Başka bir gün ise Dostoyevski, köpeğin yanına yaklaşır ve elini köpeğin başına götürerek okşamaya başlar.

Köpek, bir süre şaşkın şekilde Dostoyevski'ye baktıktan sonra, acı acı havlayıp koşarak yanından uzaklaşır..

Önüne gelen her mahkumun tekmelediği köpek, o günden sonra  Dostoyevski’yi nerede görse kaçar ve ona bir daha asla yaklaşmaz.

Köpeğin, tekme atanlardan kaçacağı yerde, başını okşayan Dostoyevski’den kaçmasının nedeninin psikolojik acıklaması yapılırsa şöyle denilebilir:

"Kötülüğü hayat şartı kabul etmiş canlıların sevgiyi, kardeşliği, paylaşmayı görünce çok büyük şaşkınlık yaşamaları ve afallamaları görülebilir."

Burda ruhen köleleştirilmiş bu hayvan sevgiye açtır.

Dostoyevski'nin bu gözleminden çıkaracağımız sonucu insanlar için de kullanabiliriz.

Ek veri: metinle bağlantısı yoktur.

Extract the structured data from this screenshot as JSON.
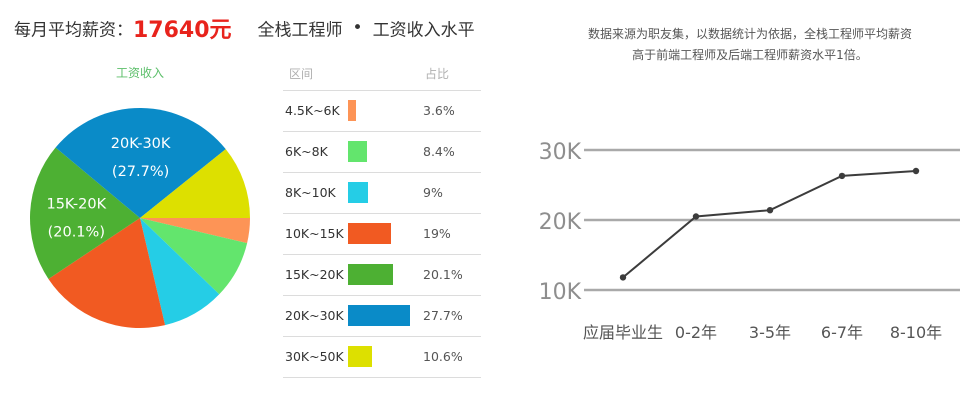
{
  "header": {
    "salary_label": "每月平均薪资：",
    "salary_value": "17640元",
    "job_title": "全栈工程师",
    "separator": "•",
    "section_title": "工资收入水平"
  },
  "table": {
    "col_range": "区间",
    "col_share": "占比",
    "rows": [
      {
        "range": "4.5K~6K",
        "pct": "3.6%"
      },
      {
        "range": "6K~8K",
        "pct": "8.4%"
      },
      {
        "range": "8K~10K",
        "pct": "9%"
      },
      {
        "range": "10K~15K",
        "pct": "19%"
      },
      {
        "range": "15K~20K",
        "pct": "20.1%"
      },
      {
        "range": "20K~30K",
        "pct": "27.7%"
      },
      {
        "range": "30K~50K",
        "pct": "10.6%"
      }
    ]
  },
  "note": {
    "line1": "数据来源为职友集，以数据统计为依据，全栈工程师平均薪资",
    "line2": "高于前端工程师及后端工程师薪资水平1倍。"
  },
  "chart_data": [
    {
      "type": "pie",
      "title": "工资收入",
      "categories": [
        "4.5K~6K",
        "6K~8K",
        "8K~10K",
        "10K~15K",
        "15K~20K",
        "20K~30K",
        "30K~50K"
      ],
      "values": [
        3.6,
        8.4,
        9,
        19,
        20.1,
        27.7,
        10.6
      ],
      "colors": [
        "#fd9456",
        "#63e56d",
        "#25cde6",
        "#f15a22",
        "#4db033",
        "#0a8bc8",
        "#dde000"
      ],
      "annotations": [
        {
          "slice": "15K~20K",
          "name": "15K-20K",
          "value": "(20.1%)"
        },
        {
          "slice": "20K~30K",
          "name": "20K-30K",
          "value": "(27.7%)"
        }
      ]
    },
    {
      "type": "line",
      "categories": [
        "应届毕业生",
        "0-2年",
        "3-5年",
        "6-7年",
        "8-10年"
      ],
      "values": [
        11.8,
        20.5,
        21.4,
        26.3,
        27.0
      ],
      "yticks": [
        "10K",
        "20K",
        "30K"
      ],
      "ylim": [
        10,
        30
      ],
      "grid": true,
      "line_color": "#3c3c3c",
      "grid_color": "#a9a9a9"
    }
  ]
}
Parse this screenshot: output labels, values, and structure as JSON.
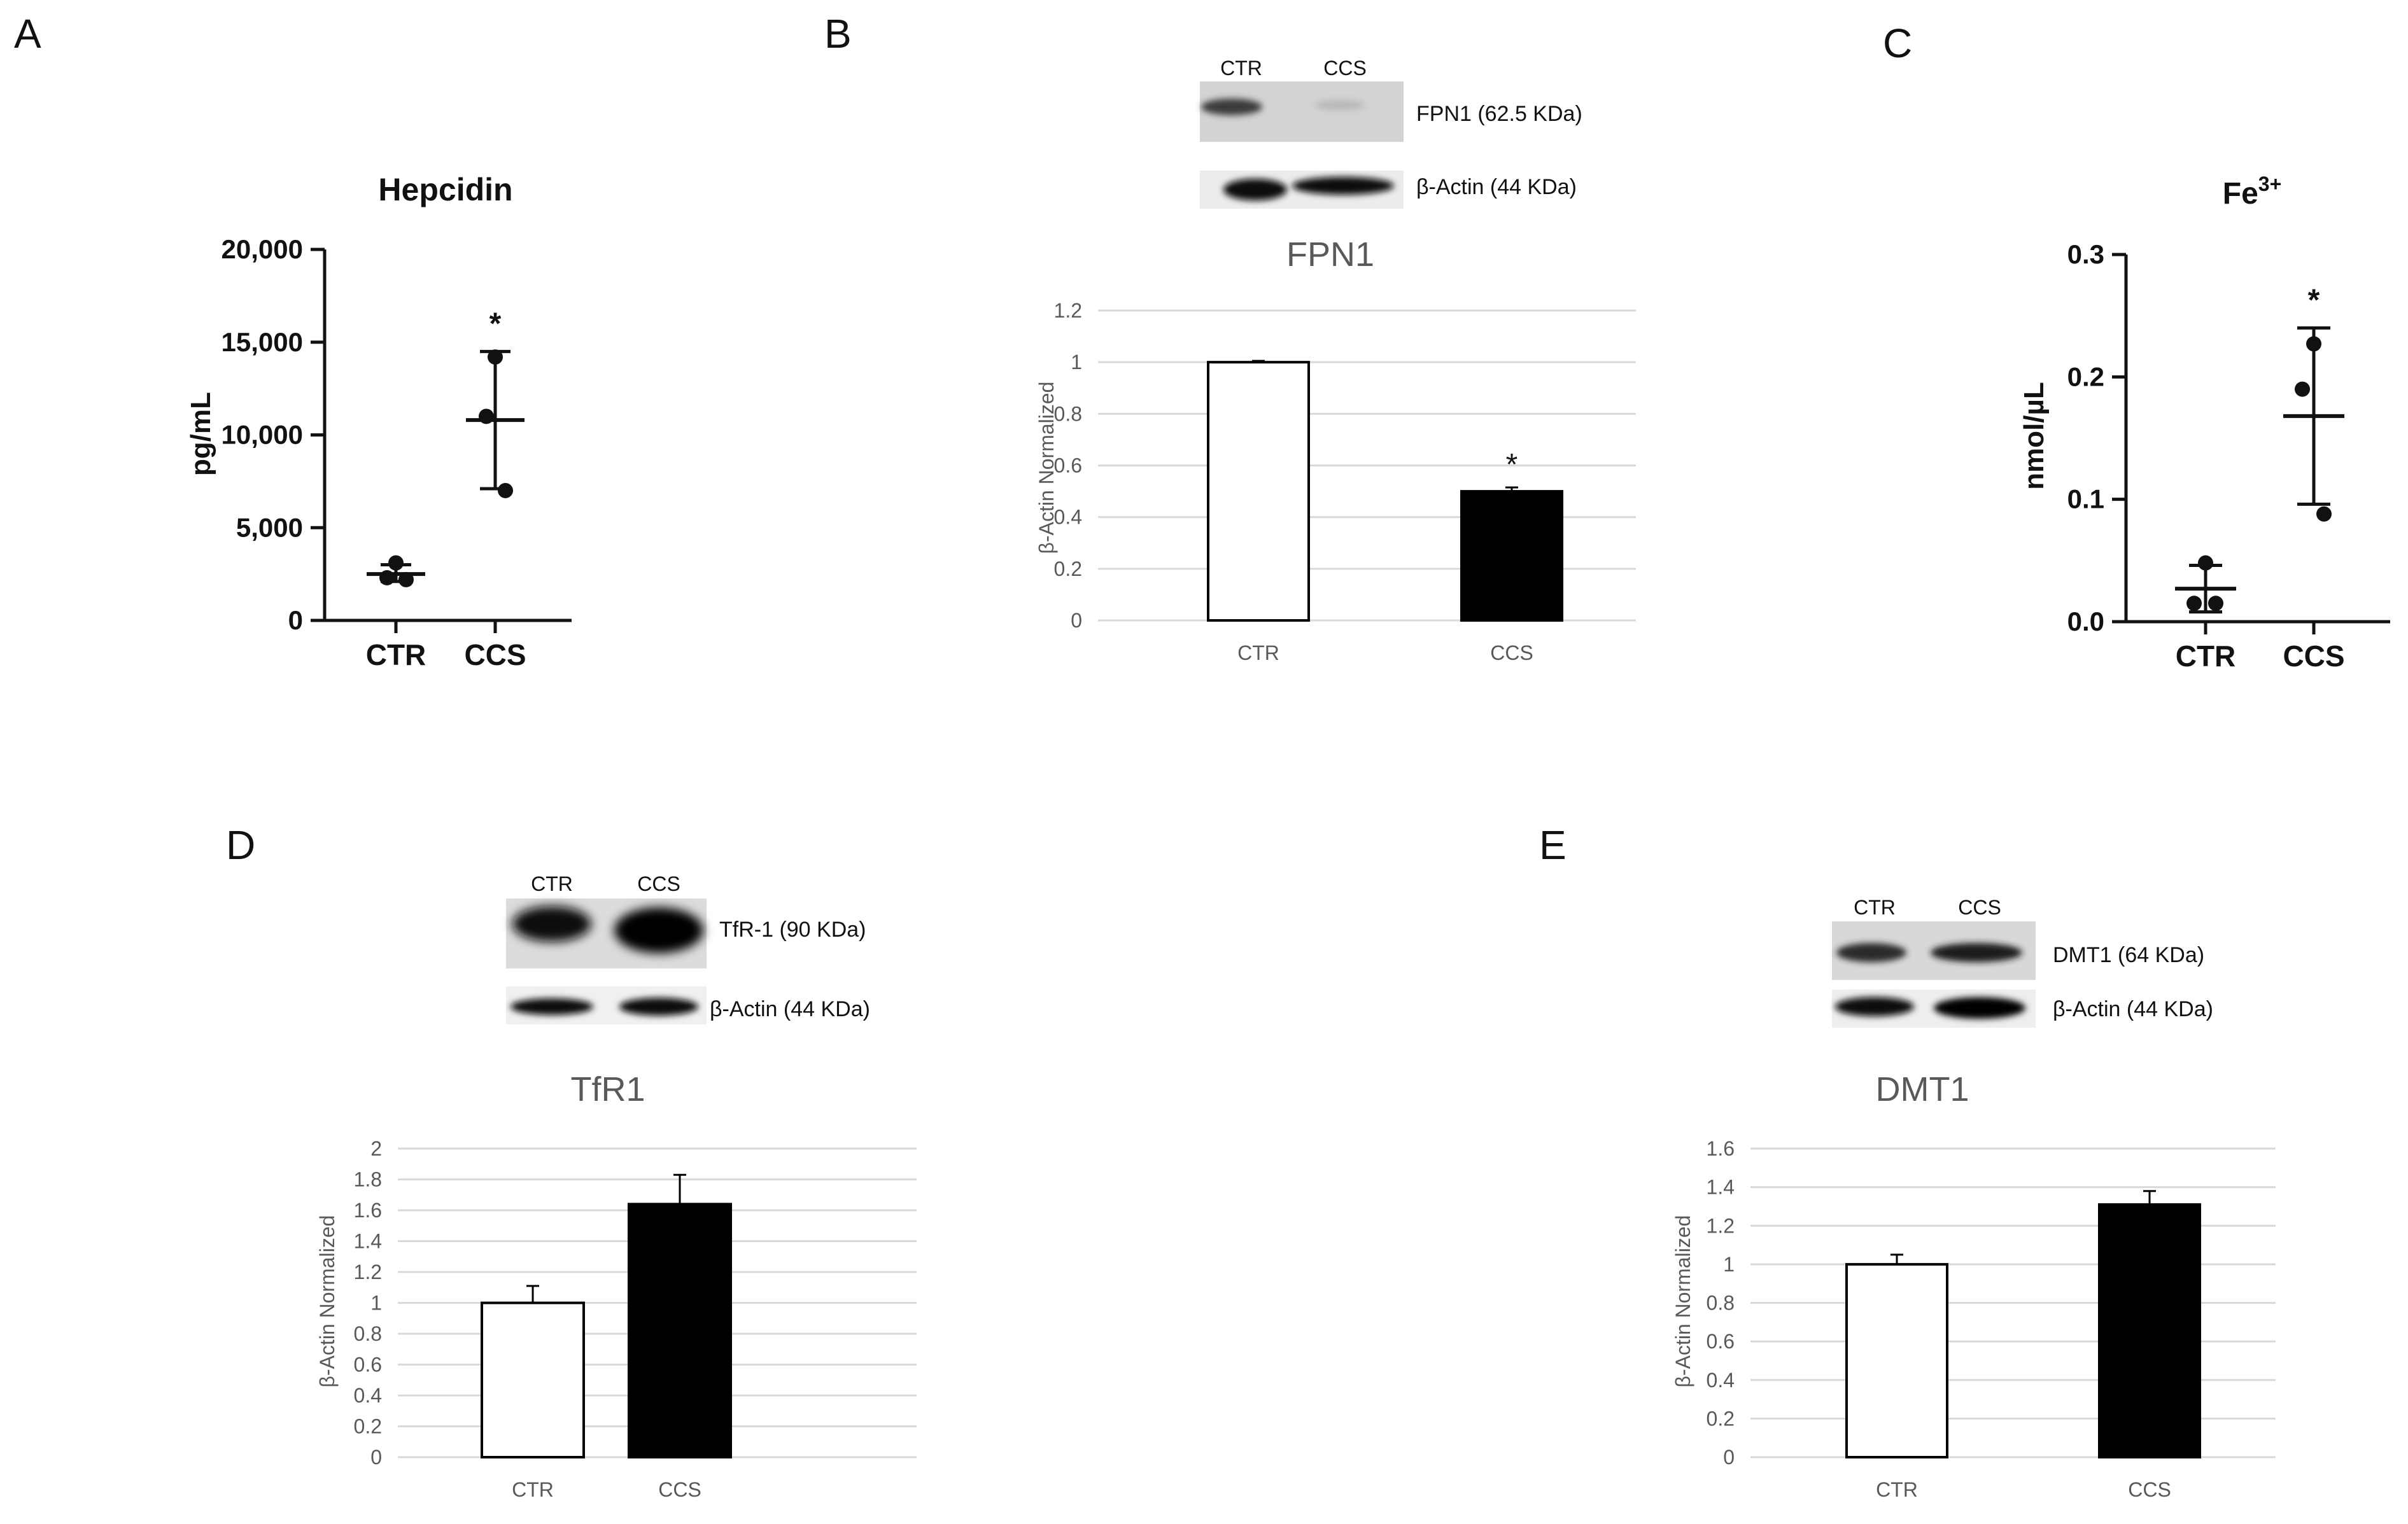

Bazen iyi davrandığınız insanlar sizi sevmeyebilir hatta nefret dahi edebilir.

Kötü davrandıklarınız da sizi sevebilir.

Bunların temelinde yatan etken sevgi ikliminden uzak yaşamalarından kaynaklıdır.

Sevgisizlik; nefret, kin, haset ve benzeri kötü duyguların gelişip yürekleri esir aldıktan sonra merhamet vicdan gibi insanı insan yapan duyguların köreltilmesi sonucunda dünyayın yaşanmaz bir hale gelmesine sebebiyet verir. 

Sevgi ise, hoşgörü merhamet kardeşlik, barış, güzellik yardımlaşma kaynaşma gibi bir çok güzel duygunun ve insanca yaşamın, onurlu yaşamın, temelinde olan daha iyi daha güzel yaşanabilir bir dünyaya kapı açan bir duygudur.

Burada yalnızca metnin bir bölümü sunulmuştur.